May 18, 2010|By Liz Bowie, The Baltimore Sun

Sometimes people can spot an issue before it emerges in the public discourse.

Such was the case for a group of middle-schoolers from the Bluford Drew Jemison Academy in West Baltimore who began writing a play about bullying and gangs long before reports emerged this month about bullying in city schools.

When the puppet show “Live Hard or Die Hard” opened to the rousing applause of third-, fourth- and fifth-graders at Fort Washington Elementary School on Tuesday, the Bluford students had plenty of attention from adults as well.

They call themselves the Peace Champions because they are working to persuade their classmates and elementary students to stop bullying and stay away from gangs. Their puppets are animals and insects that confront more than the usual playground problems.

The play’s straightforward plot is not a cliff hanger: The spider is recruited by gang members and nearly enticed to join before his friends convince him otherwise. For elementary students let out of class for half an hour, it was a delight.

The students from Bluford, who were assisted in their puppetry by students from the Johns Hopkins School of Public Health, said they haven’t had problems with bullying or gangs at their school.

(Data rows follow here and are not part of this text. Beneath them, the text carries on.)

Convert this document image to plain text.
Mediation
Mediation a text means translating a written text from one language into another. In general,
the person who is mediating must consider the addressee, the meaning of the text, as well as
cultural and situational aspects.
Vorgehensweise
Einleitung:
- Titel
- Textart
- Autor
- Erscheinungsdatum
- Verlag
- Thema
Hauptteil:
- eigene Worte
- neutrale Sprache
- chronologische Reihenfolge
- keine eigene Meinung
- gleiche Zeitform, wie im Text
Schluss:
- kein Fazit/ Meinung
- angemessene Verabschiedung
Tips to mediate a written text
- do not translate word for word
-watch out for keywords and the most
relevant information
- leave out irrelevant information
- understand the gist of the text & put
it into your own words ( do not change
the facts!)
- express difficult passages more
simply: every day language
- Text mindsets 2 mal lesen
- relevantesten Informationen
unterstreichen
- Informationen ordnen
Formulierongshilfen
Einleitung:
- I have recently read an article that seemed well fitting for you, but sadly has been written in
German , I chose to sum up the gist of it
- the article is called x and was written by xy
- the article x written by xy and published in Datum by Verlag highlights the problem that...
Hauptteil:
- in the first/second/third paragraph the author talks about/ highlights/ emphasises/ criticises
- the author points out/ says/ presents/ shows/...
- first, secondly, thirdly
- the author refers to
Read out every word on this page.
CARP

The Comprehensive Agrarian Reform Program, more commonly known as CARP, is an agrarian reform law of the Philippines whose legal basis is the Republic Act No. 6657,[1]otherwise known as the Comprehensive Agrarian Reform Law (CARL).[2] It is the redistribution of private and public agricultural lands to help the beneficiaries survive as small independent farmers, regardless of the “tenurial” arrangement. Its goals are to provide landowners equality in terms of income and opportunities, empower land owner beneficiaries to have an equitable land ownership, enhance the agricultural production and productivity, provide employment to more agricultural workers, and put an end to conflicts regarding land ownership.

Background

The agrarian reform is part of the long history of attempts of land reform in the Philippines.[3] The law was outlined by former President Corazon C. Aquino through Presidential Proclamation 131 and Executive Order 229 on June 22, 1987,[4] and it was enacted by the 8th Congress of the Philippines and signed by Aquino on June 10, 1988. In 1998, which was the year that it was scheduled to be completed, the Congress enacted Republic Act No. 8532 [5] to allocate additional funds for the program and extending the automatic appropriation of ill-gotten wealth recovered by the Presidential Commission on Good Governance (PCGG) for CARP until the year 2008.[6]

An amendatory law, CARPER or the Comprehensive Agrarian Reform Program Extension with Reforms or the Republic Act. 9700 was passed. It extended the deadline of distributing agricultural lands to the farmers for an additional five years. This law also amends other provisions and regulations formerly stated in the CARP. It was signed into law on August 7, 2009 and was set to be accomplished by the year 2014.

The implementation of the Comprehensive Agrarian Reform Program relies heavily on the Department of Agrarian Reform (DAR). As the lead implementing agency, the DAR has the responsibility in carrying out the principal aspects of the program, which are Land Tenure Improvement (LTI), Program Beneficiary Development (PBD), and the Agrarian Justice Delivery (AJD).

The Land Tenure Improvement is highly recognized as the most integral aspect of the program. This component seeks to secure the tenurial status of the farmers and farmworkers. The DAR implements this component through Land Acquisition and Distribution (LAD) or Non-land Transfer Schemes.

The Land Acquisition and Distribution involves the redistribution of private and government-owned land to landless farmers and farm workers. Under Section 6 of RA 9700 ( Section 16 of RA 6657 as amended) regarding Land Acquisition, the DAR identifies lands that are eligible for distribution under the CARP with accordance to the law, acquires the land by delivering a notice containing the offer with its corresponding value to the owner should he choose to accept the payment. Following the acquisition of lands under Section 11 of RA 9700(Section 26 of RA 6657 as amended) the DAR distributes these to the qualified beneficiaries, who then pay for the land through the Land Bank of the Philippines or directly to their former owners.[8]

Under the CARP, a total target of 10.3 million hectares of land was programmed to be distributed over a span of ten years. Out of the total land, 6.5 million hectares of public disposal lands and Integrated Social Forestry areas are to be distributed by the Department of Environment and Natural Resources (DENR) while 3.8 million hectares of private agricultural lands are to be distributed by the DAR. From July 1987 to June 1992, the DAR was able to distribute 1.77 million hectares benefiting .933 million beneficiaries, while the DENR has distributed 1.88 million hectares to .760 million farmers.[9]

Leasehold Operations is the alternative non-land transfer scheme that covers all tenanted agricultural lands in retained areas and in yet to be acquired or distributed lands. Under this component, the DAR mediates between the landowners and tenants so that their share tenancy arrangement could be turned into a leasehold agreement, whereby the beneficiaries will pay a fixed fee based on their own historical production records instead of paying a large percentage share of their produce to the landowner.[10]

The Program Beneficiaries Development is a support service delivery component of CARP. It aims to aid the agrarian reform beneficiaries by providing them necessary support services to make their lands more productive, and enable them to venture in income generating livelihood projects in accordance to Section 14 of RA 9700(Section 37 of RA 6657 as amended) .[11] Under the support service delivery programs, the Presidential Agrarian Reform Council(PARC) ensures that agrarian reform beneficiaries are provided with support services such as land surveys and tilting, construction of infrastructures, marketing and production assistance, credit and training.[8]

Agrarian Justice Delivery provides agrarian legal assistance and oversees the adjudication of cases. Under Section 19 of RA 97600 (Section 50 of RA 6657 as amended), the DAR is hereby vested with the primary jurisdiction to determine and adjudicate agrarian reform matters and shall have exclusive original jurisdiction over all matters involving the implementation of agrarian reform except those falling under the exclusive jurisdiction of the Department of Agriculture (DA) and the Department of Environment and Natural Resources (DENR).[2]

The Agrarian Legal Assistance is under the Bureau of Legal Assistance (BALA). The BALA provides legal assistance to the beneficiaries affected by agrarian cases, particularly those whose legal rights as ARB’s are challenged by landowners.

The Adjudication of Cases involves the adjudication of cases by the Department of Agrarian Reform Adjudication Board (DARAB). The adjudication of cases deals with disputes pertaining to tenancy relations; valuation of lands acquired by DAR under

Administrators and teachers there, they said, deal quickly with any discipline issues that arise. However, some family members, they said, are involved in gangs or drugs.

Sixth-grader Kobe McCoy, who played the rabbit, said the point is “to show people that basically it leads to a graveyard or jail.”

The narrator, Idialyon Helm, 13, said he knows gang members and although he has never been recruited he understands the harm gangs can do. “You are trapped in a box. You can’t get out. It is almost impossible,” the Bluford eighth-grader said.